Donald Carroll Yes, you must rehearse your adlibs.

Studs Terkel Oh, you gotta rehearse your adlibs!

Quentin Crisp That's right.

Studs Terkel But then you become

Quentin Crisp In fact, style is the continuous rehearsed adlib.

Studs Terkel But what happens to spontaneity?

Quentin Crisp There isn't any.

Studs Terkel You're a spontaneous person at times, that is, when -- you don't always say the same thing.

Donald Carroll Even when he talks in his sleep he does.

Studs Terkel He does.

Quentin Crisp I tend to say the same kind of thing. No, you don't always -- I do repeat myself a great deal. But then that is because I'm always asked the same

Donald Carroll And the reason he's asked the same question is that he's the same person and everyone knows exactly who Quentin Crisp is. That's -- goes back to what I was saying earlier. Nobody asks him about the weather.

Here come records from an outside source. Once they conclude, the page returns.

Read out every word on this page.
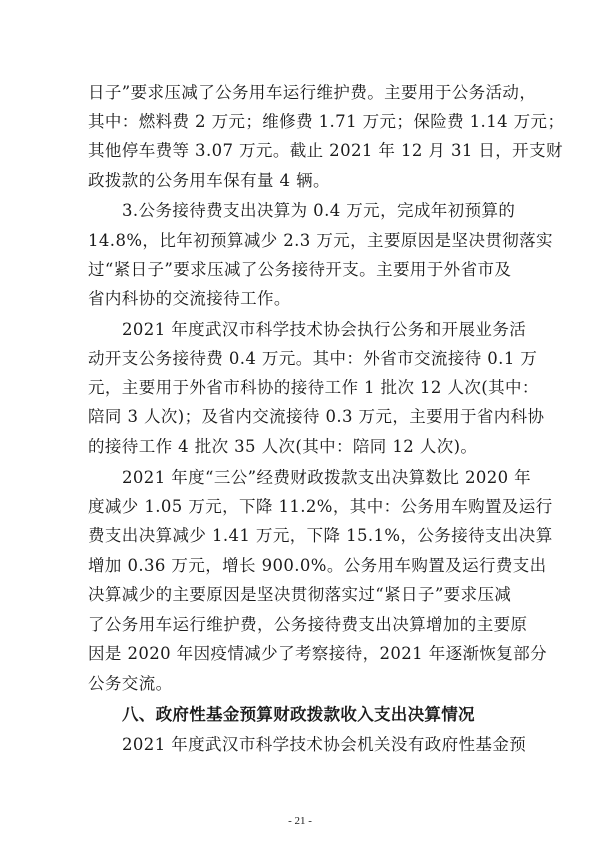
日子”要求压减了公务用车运行维护费。主要用于公务活动，
其中：燃料费 2 万元；维修费 1.71 万元；保险费 1.14 万元；
其他停车费等 3.07 万元。截止 2021 年 12 月 31 日，开支财
政拨款的公务用车保有量 4 辆。
3.公务接待费支出决算为 0.4 万元，完成年初预算的
14.8%，比年初预算减少 2.3 万元，主要原因是坚决贯彻落实
过“紧日子”要求压减了公务接待开支。主要用于外省市及
省内科协的交流接待工作。
2021 年度武汉市科学技术协会执行公务和开展业务活
动开支公务接待费 0.4 万元。其中：外省市交流接待 0.1 万
元，主要用于外省市科协的接待工作 1 批次 12 人次(其中：
陪同 3 人次)；及省内交流接待 0.3 万元，主要用于省内科协
的接待工作 4 批次 35 人次(其中：陪同 12 人次)。
2021 年度“三公”经费财政拨款支出决算数比 2020 年
度减少 1.05 万元，下降 11.2%，其中：公务用车购置及运行
费支出决算减少 1.41 万元，下降 15.1%，公务接待支出决算
增加 0.36 万元，增长 900.0%。公务用车购置及运行费支出
决算减少的主要原因是坚决贯彻落实过“紧日子”要求压减
了公务用车运行维护费，公务接待费支出决算增加的主要原
因是 2020 年因疫情减少了考察接待，2021 年逐渐恢复部分
公务交流。
八、政府性基金预算财政拨款收入支出决算情况
2021 年度武汉市科学技术协会机关没有政府性基金预
- 21 -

Studs Terkel Well then, I'll ask you a non-predictable question, you know, that there's an inconsistency here in the consistency of Quentin Crisp. That's a comment, I meant, not a question. And that's, because you yourself may have, when you were a small boy or a young man walking down the street and you're dressed, you know your hair has a certain tint to it, and there's rouge, and you're walking down with a certain walk, that may have well have been in your mind as you've left, but you encounter -- of course maybe what you encountered was always the same, I don't know. Don't you encounter something that may surprise you? Therefore you must behave spontaneously and not in a rehearsed manner to what happens.

Quentin Crisp You do meet surprises. You do meet people that actually egg you on to be like yourself, instead of saying, "Why, what gives you the idea that you have the right to flout the conventions that we accept?" But there are people who actually urge you on, so this was in the beginning a surprise, but my attitude is still the same, just as I would never defend myself, so even if praised wrongly I would still thank people.

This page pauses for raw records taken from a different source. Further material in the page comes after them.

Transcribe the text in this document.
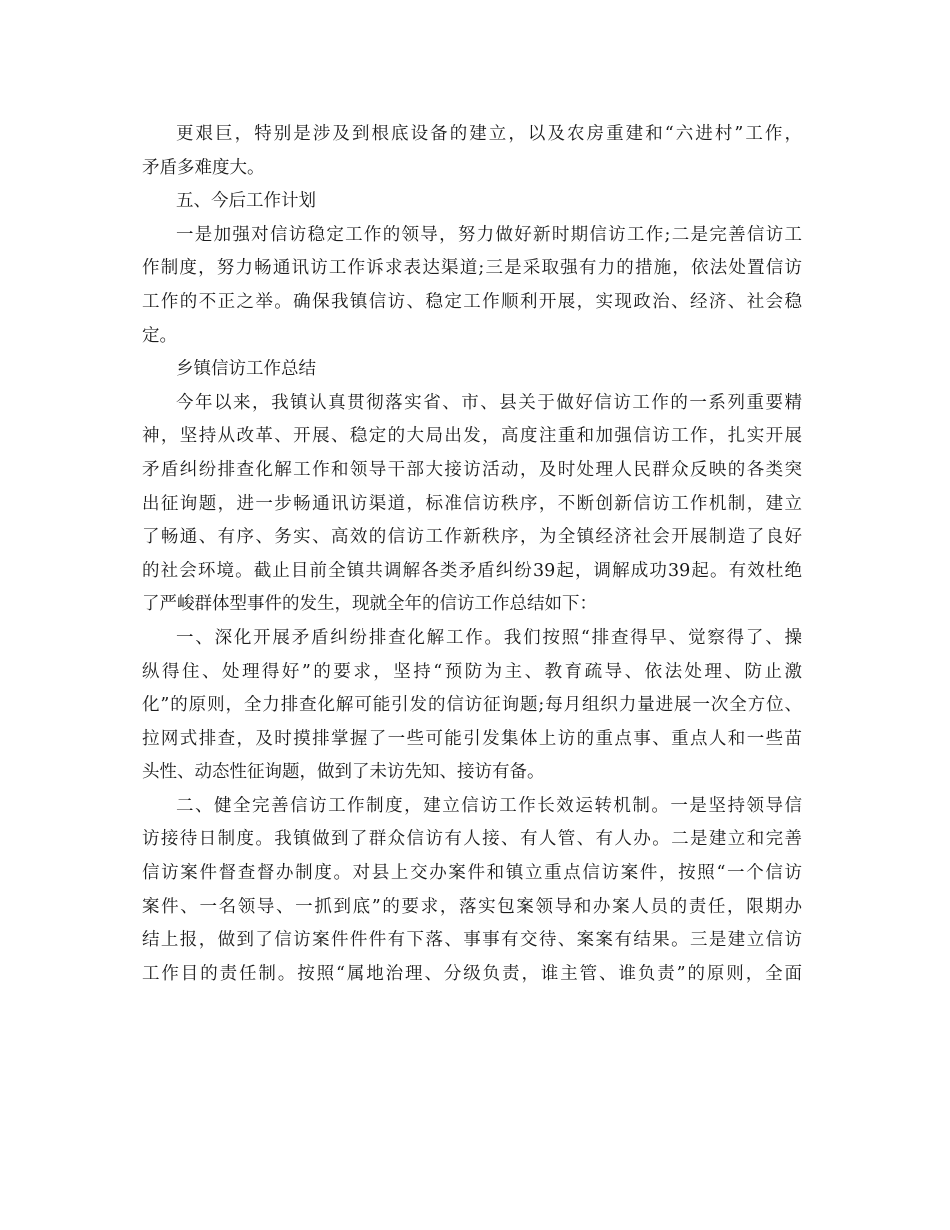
更艰巨，特别是涉及到根底设备的建立，以及农房重建和“六进村”工作，
矛盾多难度大。
五、今后工作计划
一是加强对信访稳定工作的领导，努力做好新时期信访工作;二是完善信访工
作制度，努力畅通讯访工作诉求表达渠道;三是采取强有力的措施，依法处置信访
工作的不正之举。确保我镇信访、稳定工作顺利开展，实现政治、经济、社会稳
定。
乡镇信访工作总结
今年以来，我镇认真贯彻落实省、市、县关于做好信访工作的一系列重要精
神，坚持从改革、开展、稳定的大局出发，高度注重和加强信访工作，扎实开展
矛盾纠纷排查化解工作和领导干部大接访活动，及时处理人民群众反映的各类突
出征询题，进一步畅通讯访渠道，标准信访秩序，不断创新信访工作机制，建立
了畅通、有序、务实、高效的信访工作新秩序，为全镇经济社会开展制造了良好
的社会环境。截止目前全镇共调解各类矛盾纠纷39起，调解成功39起。有效杜绝
了严峻群体型事件的发生，现就全年的信访工作总结如下：
一、深化开展矛盾纠纷排查化解工作。我们按照“排查得早、觉察得了、操
纵得住、处理得好”的要求，坚持“预防为主、教育疏导、依法处理、防止激
化”的原则，全力排查化解可能引发的信访征询题;每月组织力量进展一次全方位、
拉网式排查，及时摸排掌握了一些可能引发集体上访的重点事、重点人和一些苗
头性、动态性征询题，做到了未访先知、接访有备。
二、健全完善信访工作制度，建立信访工作长效运转机制。一是坚持领导信
访接待日制度。我镇做到了群众信访有人接、有人管、有人办。二是建立和完善
信访案件督查督办制度。对县上交办案件和镇立重点信访案件，按照“一个信访
案件、一名领导、一抓到底”的要求，落实包案领导和办案人员的责任，限期办
结上报，做到了信访案件件件有下落、事事有交待、案案有结果。三是建立信访
工作目的责任制。按照“属地治理、分级负责，谁主管、谁负责”的原则，全面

Studs Terkel So that's part of the consistency. We're coming, Donald and Quentin, thinking about age, age and style, because you are now 72.

Quentin Crisp Yes.

Studs Terkel And of course you still have that air of ease and being yourself always, not simply an older person. See, we use euphemisms, senior citizens, afraid to say old person. So we say senior citizen, you know. Or when someone says, "Oh, look at her, she's 80 years young," as though being old was something shameful. Whereas you do precisely the opposite. You accept what you are.

Donald Carroll But then, this is the essence of style.

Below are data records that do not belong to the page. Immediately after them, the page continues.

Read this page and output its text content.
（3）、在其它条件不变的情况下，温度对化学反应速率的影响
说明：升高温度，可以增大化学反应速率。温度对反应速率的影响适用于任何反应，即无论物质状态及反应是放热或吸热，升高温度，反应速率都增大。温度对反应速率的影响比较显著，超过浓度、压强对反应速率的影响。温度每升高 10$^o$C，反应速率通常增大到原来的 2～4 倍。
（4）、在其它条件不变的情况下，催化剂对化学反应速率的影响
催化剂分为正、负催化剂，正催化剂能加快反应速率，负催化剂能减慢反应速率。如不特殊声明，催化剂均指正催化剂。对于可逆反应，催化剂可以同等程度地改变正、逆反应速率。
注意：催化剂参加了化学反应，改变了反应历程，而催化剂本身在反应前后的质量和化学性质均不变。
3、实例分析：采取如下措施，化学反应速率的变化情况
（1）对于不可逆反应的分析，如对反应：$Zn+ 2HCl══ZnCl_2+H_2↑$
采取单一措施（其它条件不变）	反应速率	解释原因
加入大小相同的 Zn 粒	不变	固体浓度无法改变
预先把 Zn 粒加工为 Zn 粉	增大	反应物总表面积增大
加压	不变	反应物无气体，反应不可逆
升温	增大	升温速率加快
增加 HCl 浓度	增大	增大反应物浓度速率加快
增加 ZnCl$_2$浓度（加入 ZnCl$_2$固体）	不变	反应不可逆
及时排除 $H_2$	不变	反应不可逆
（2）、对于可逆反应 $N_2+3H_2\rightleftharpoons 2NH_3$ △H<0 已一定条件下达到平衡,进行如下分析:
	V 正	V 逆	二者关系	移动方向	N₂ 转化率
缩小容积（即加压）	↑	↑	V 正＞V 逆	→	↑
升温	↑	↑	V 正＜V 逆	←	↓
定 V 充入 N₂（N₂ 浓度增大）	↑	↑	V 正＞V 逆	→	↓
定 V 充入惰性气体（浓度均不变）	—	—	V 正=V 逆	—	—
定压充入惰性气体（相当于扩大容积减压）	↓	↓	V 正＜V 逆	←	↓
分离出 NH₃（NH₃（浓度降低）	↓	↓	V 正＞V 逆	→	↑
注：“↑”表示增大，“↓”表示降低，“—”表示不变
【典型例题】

Quentin Crisp One of the things that New Yorkers are mad about is what they call cosmetic surgery. And people who haven't said anything to you so far will come up and look at you and say, "Why don't you have your eyes done?" Which means why don't you have them smoothed out. But to me this is an absence of style, because by now being old is part of my style, and accepting myself as an old man is part of my style. So I wish, intend to look the age I am. And this seems to me to be a reasonable thing to remind yourself of your frailty.

Donald Carroll Yes. I mean, you

Studs Terkel Of your mortality.

Quentin Crisp Of your

Studs Terkel Of your humanness.

Quentin Crisp Yes.

Donald Carroll Yes, it's far better if you're going gray to dye your hair all gray, than to get a Grecian formula to try to retard the process.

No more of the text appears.